The baby was in the hospital for 10 months of long, slow recovery. During that time, Nadia met a woman who was very helpful, and arranged for the baby to have surgery to repair some of the damage around her eyes and nose. The woman made sure Nadia had copies of all the child’s medical records so that, when she was fully grown, she would be able to have reconstructive surgery.
That was the hope Nadia clung to for years—through all the blame heaped on her for not preventing the accident, through all the suspicion that her family is cursed, through all the insults her daughter has weathered—but then, the war came with its own overwhelming cruelties. In the family’s haste to flee, all the medical records were lost along with the contact information for the woman who had been so helpful.

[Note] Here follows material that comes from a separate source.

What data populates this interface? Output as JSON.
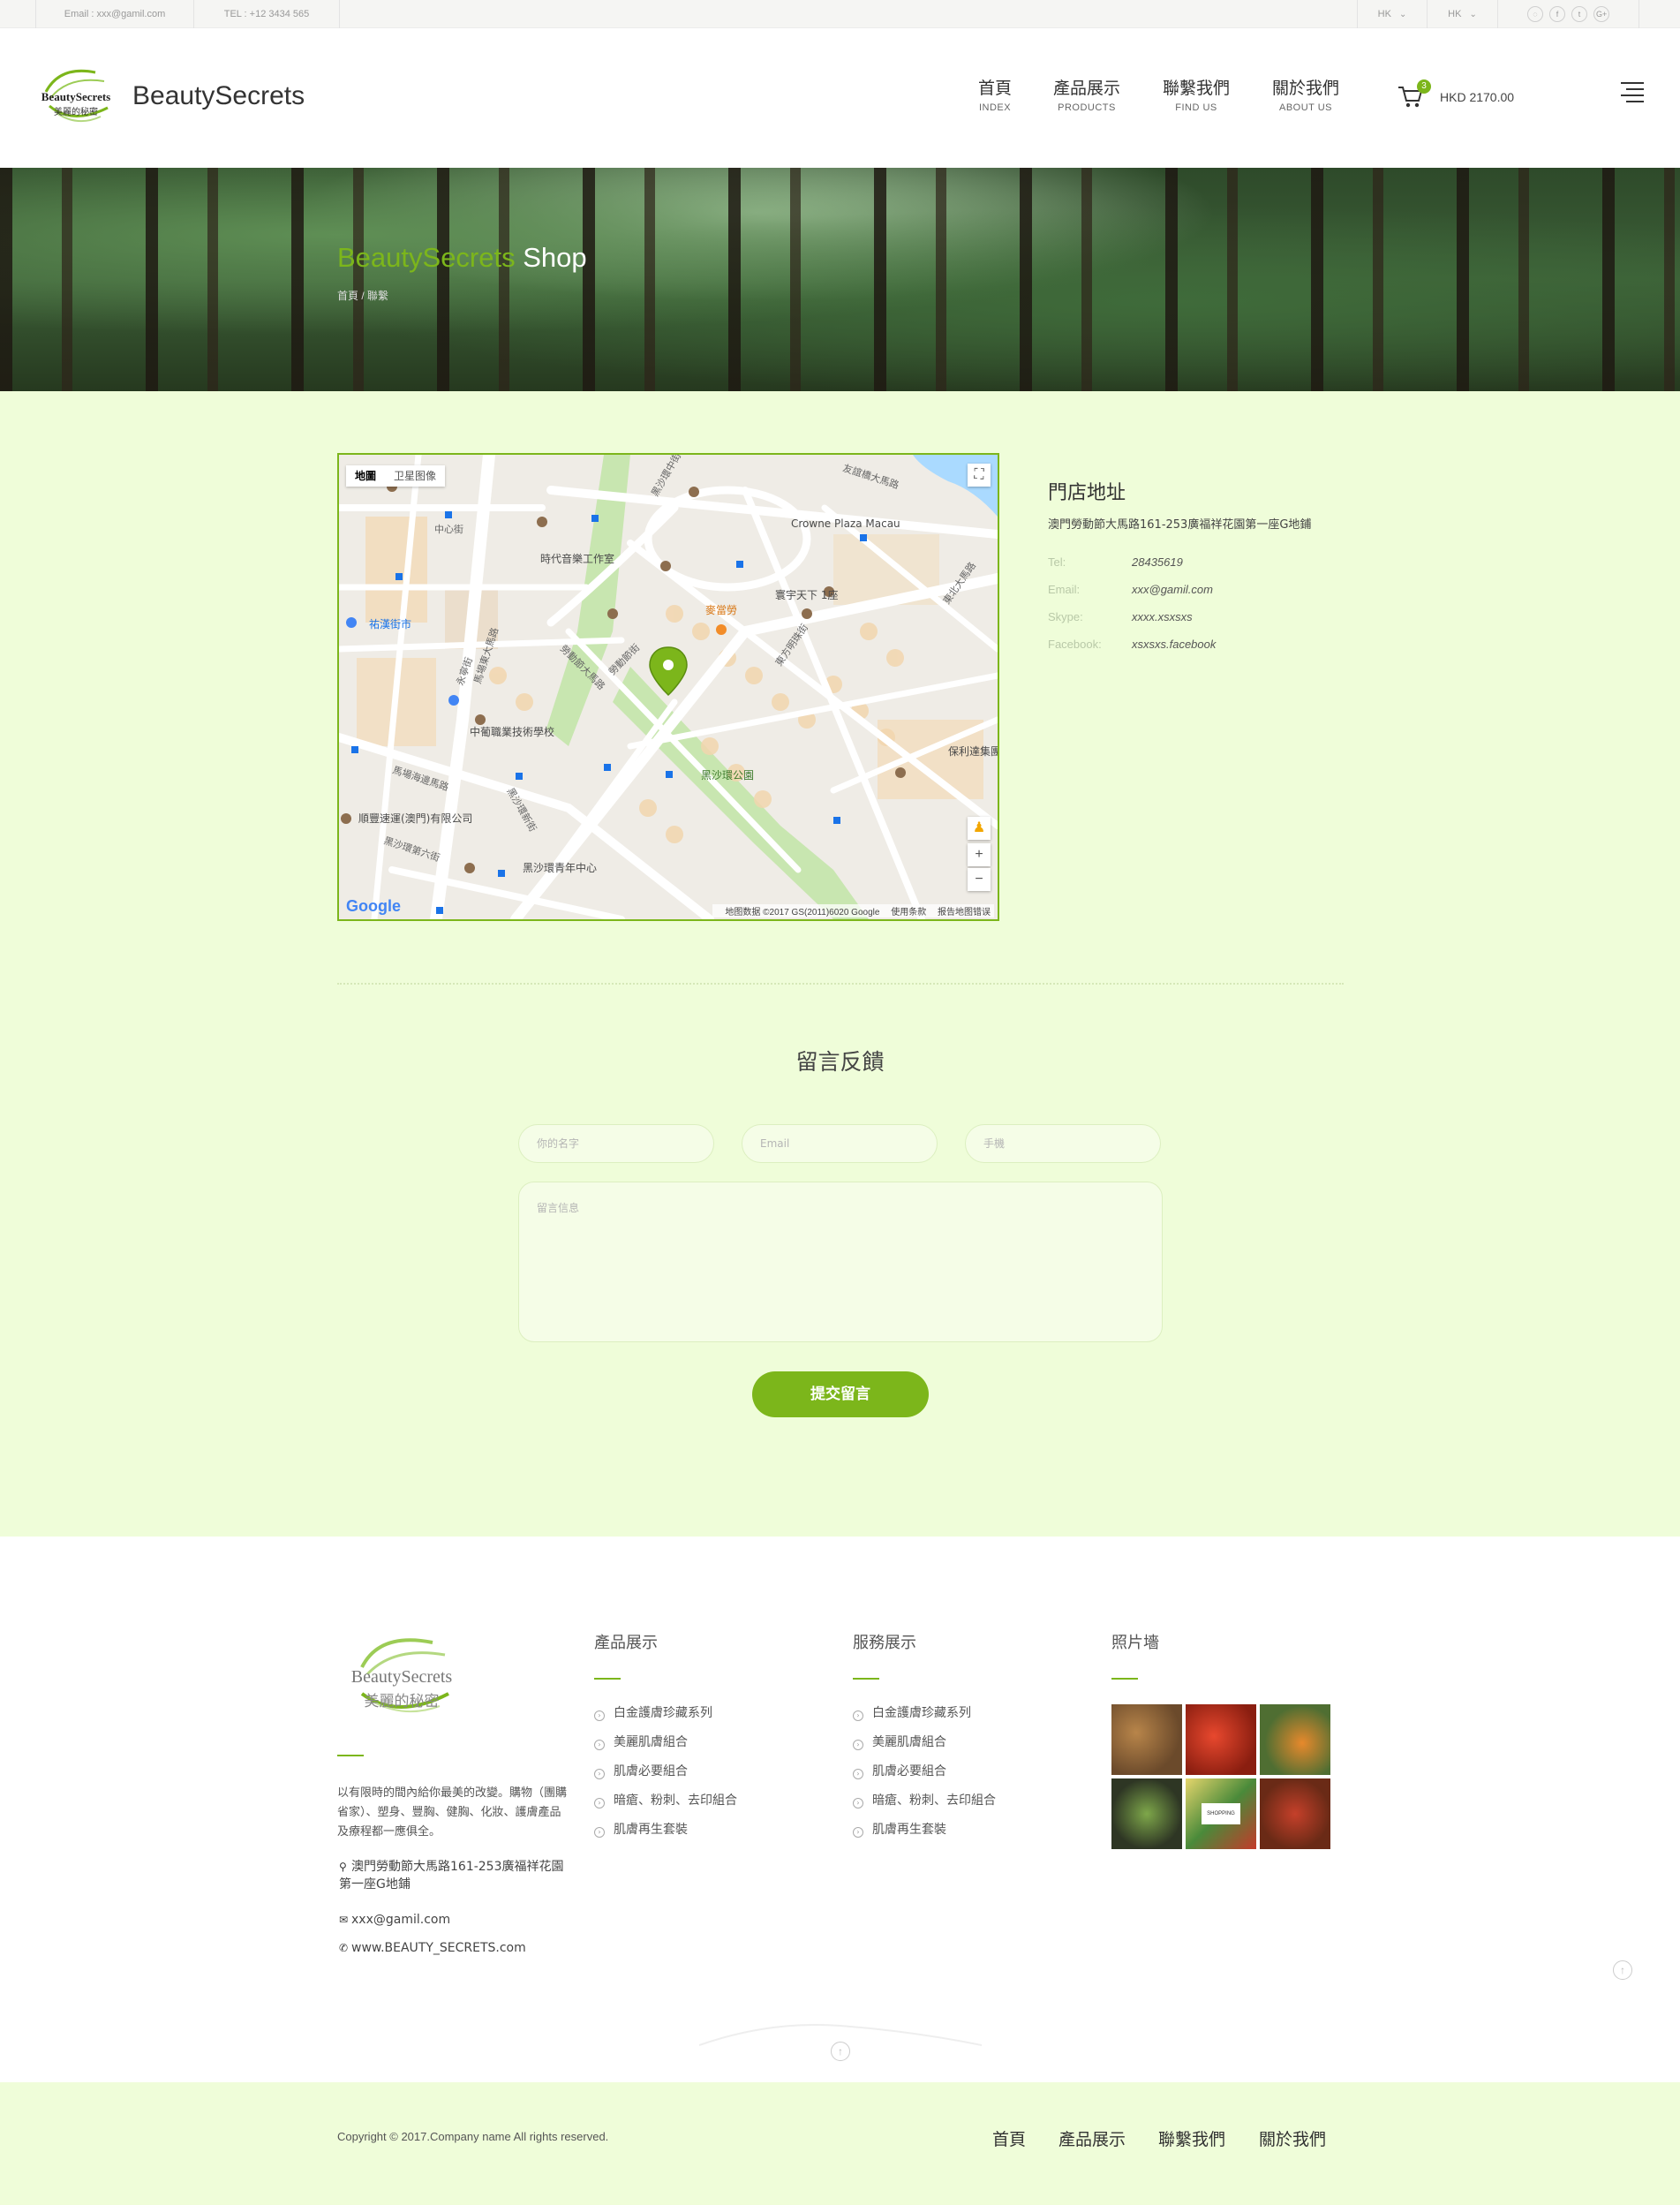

Nadia couldn’t stop her tears from welling.
“I’m worried about the child,” she told us quietly.
That child, too, is one in of the million, each with a story of flight and hardship, each with memories of home and dreams for a future free of violence and conflict. For now, Uganda is a safe haven for all of them.
But as much as people are grateful for that safety, what they long for is peace—peace for a new nation that has known almost nothing but war. And some, like Pastor Richard, are nearly sure that day will come.
“I convince myself biblically that there’s time for everything,” said Richard, who has established an open-air church under the trees at the nearby Imvepi refugee settlement. “We suffered, but there’s a time we shall also enjoy life, so all this I can just conclude by saying I’m very hopeful. . . . We shall get the peace back to South Sudan.”